Josh and Jason Diamond are filmmakers, entrepreneurs, geeks... you name it and they’ve probably been involved somehow, someway. Having started with an interest in practical special effects, their careers have taken them in every possible direction from MTV to music videos to feature documentaries to post production, software development (Frame.io), commercial directing to everything in between. To understand the scope of the work they’ve done is to understand the eclectic nature of their personalities and interests.

I’ve known them for a few years now as we run in the same NYC indie scene and they have a solid presence in a similar social media crowd. From day one they’ve come across as genuine, tell you how it is, stand up dudes. Just a ton of fun to be around. It becomes obvious that this is also their business strength. From a networking standpoint, it feels as if they know everyone from Midtown to Hollywood, and a lot of that comes from their openness, affability and a penchant for having a good time while working their asses off.

They are an excellent example of how this industry and lifestyle can be meandering, slightly confusing and yet still successful. Conversations like this reinforce how important it is to stay self aware, embrace the world around you and trust your gut. It’s something The Diamond Bros. have done for over four decades and it’s proving to be a solid plan.

Episode 10 - Porter Fox

Porter Fox was born in New York and raised on the coast of Maine. He lives, writes, teaches and edits the literary travel writing journal Nowhere. His fiction, essays and nonfiction have been published in The New York Times Magazine, The Believer, Outside, Men's Journal, National Geographic Adventure, Powder, Salon.com, Narrative, The Literary Review, Northwest Review, Third Coast and Conjunctions, among others. In 2013 he published DEEP: The Story of Skiing and the Future of Snow. The book was featured on the cover of the New York Times Sunday Review, CBS national news, NPR and in both the U.S. Senate and House of Representatives.

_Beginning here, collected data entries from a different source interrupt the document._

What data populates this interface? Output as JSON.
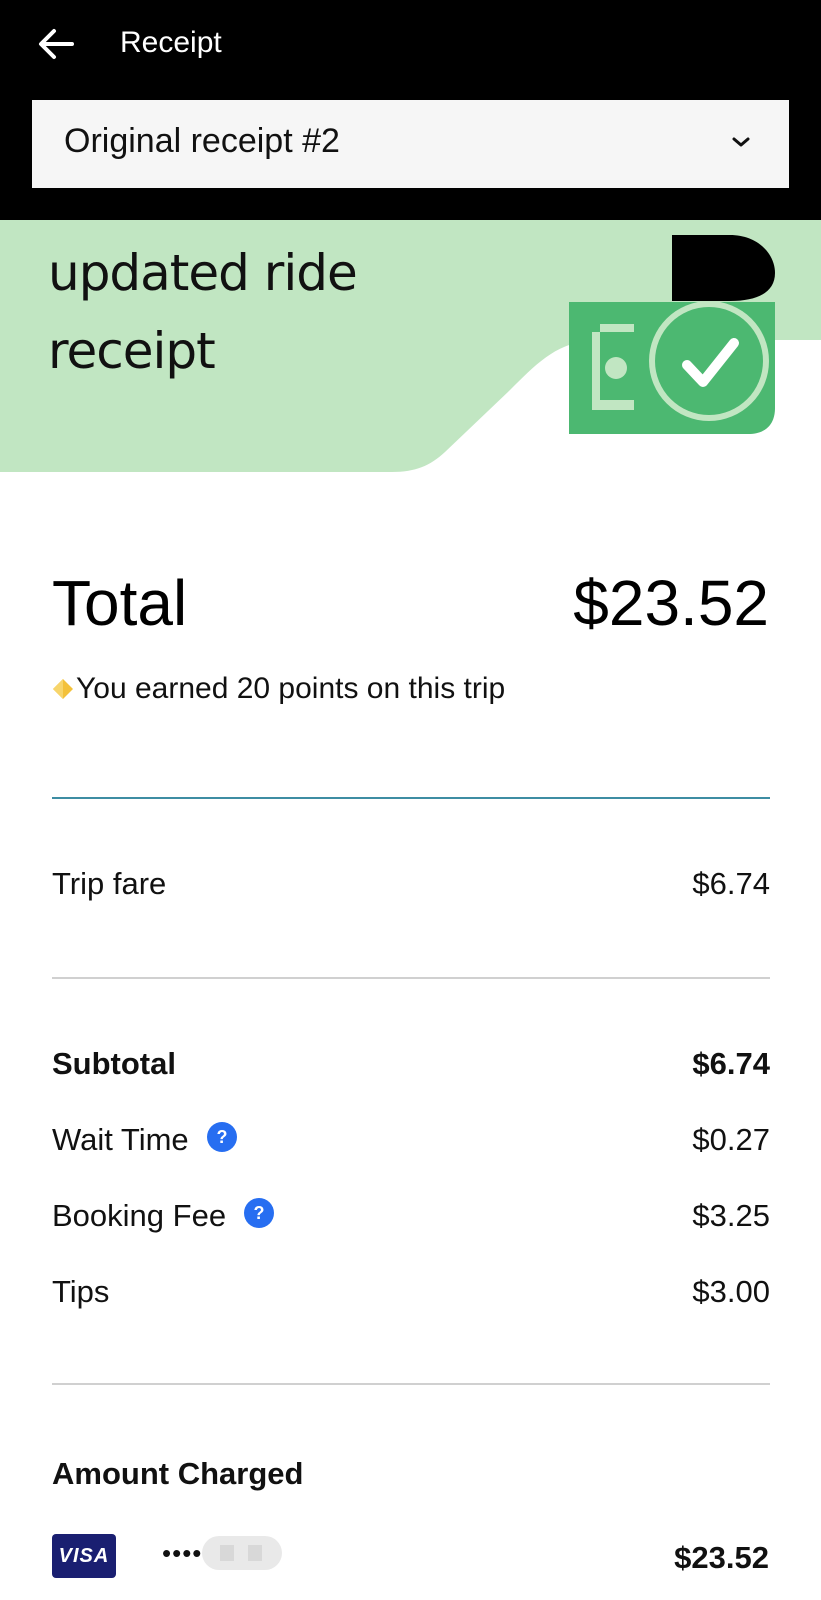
{
  "header": {
    "title": "Receipt",
    "receipt_selector_value": "Original receipt #2"
  },
  "banner": {
    "title": "updated ride receipt",
    "colors": {
      "background": "#c1e6c2",
      "money_green": "#4cb871"
    }
  },
  "summary": {
    "total_label": "Total",
    "total_amount": "$23.52",
    "points_text": "You earned 20 points on this trip"
  },
  "fare": {
    "trip_fare_label": "Trip fare",
    "trip_fare_amount": "$6.74"
  },
  "breakdown": {
    "subtotal_label": "Subtotal",
    "subtotal_amount": "$6.74",
    "items": [
      {
        "label": "Wait Time",
        "amount": "$0.27",
        "has_help": true
      },
      {
        "label": "Booking Fee",
        "amount": "$3.25",
        "has_help": true
      },
      {
        "label": "Tips",
        "amount": "$3.00",
        "has_help": false
      }
    ]
  },
  "payment": {
    "title": "Amount Charged",
    "card_brand": "VISA",
    "card_mask": "••••",
    "amount": "$23.52"
  },
  "icons": [
    "back-arrow-icon",
    "chevron-down-icon",
    "points-gem-icon",
    "help-icon",
    "money-check-illustration"
  ]
}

I first met Porter while searching for a new work space in Brooklyn. He owns Nowhere Studios in Bed Stuy, along with his wife, providing an ideal enclave for freelance creatives of all backgrounds. His open and supportive personality was immediately clear. Easy to talk to and knowledgeable on a diverse range of subjects, it is no surprise he’s had a successful career as a journalist and writer.

As the podcast continues these are the kinds of conversations I hope to have with creatives working outside of the film industry. I believe there are many similarities and parallels that can be made with other freelance roles. This discourse provides the type of perspective needed to appreciate the universal nature of our needs, problems and solutions.

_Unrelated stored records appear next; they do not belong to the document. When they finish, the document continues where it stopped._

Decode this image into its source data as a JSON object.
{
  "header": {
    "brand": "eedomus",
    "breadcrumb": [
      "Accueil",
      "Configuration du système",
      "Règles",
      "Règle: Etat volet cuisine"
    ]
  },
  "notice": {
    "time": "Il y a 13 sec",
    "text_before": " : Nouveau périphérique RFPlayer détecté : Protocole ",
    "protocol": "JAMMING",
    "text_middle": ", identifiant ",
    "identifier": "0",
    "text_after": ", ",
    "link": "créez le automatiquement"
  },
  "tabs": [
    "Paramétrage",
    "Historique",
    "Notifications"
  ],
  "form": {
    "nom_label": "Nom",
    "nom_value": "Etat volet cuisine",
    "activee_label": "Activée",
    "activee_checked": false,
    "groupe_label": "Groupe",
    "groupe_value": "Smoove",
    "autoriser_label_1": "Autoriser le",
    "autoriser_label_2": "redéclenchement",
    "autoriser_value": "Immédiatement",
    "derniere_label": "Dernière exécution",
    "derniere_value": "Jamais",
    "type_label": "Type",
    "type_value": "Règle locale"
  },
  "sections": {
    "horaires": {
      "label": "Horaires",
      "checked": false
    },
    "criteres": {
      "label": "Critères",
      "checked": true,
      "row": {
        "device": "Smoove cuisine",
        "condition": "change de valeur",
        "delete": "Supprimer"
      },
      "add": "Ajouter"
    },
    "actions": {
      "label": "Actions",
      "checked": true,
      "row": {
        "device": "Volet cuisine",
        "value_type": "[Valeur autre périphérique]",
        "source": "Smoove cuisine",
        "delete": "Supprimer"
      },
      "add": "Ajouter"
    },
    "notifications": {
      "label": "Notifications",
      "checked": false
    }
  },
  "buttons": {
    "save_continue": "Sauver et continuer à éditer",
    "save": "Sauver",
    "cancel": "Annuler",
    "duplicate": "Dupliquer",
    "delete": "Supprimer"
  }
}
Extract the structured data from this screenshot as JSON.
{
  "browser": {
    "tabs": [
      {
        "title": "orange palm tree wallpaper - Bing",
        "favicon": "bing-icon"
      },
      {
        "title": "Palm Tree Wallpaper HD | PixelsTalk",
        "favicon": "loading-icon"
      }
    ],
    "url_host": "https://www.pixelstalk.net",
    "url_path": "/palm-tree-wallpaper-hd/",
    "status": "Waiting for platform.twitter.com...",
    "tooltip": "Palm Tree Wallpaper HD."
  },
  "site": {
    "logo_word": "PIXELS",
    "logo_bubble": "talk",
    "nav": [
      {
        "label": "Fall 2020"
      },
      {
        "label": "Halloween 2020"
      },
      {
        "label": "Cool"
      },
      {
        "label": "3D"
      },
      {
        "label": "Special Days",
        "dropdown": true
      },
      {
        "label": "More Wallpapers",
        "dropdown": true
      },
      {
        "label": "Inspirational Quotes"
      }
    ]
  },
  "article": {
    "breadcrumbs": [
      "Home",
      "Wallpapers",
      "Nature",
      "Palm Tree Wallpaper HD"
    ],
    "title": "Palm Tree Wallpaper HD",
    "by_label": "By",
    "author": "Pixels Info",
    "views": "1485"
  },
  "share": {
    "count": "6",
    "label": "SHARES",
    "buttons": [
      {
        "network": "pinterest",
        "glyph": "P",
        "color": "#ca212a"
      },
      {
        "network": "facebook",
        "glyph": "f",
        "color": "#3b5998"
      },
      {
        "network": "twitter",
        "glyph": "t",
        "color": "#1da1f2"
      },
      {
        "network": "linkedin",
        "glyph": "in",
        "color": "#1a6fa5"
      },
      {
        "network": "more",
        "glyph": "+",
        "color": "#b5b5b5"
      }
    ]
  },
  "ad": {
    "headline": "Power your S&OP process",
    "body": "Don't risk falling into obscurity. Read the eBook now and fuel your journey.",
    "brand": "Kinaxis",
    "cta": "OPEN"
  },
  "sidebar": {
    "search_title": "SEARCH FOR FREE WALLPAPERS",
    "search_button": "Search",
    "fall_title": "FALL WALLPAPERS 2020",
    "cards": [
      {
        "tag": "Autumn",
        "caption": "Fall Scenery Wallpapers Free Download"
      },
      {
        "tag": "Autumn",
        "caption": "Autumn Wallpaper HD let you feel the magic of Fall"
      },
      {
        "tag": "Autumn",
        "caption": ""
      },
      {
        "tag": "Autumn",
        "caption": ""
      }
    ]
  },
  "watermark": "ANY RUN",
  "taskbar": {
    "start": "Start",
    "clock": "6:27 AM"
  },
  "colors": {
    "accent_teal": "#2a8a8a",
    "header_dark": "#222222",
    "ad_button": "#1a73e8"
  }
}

Episode 9 - Agata Alexander

Agata Alexander is a director and editor best known for her unique music videos and music festival recaps. She has an ongoing relationship with HARD festivals and events which allows her to take the genre in new, creatively insane and hilarious directions. A genre often known for music heavy montages, Agata writes her own skits bringing a short film/narrative style that is simply unique to her. Collaborating with Hollywood cinematographers, her approach and overall production quality level far surpass anyone else in the scene.

In addition to these short film recaps, Agata utilizes her connections in the EDM world by directing music videos for the heavy hitters; most notably Dillon Francis, Bloody Beetroots and Destructo.

I first met Agata collaborating with her as a cinematographer at one of HARD’s events Holy Ship, a music festival that takes place on a cruise ship in the Caribbean. It is a fitting place to begin a professional relationship, I assure you. Agata’s charisma and trust stand out as she gives freedom to her DPs but instills a distinct aesthetic within the crew; one focused on beauty with a hint of debauchery.

Whether she likes it or not, her approach and style raises eyebrows both for the concepts on display as well as the fact that they are coming from a woman. Instinctive or carefully calculated, Agata cannot shy away from the reality that her work sparks conversation about feminism, misogyny, chauvinism and the male/female gaze.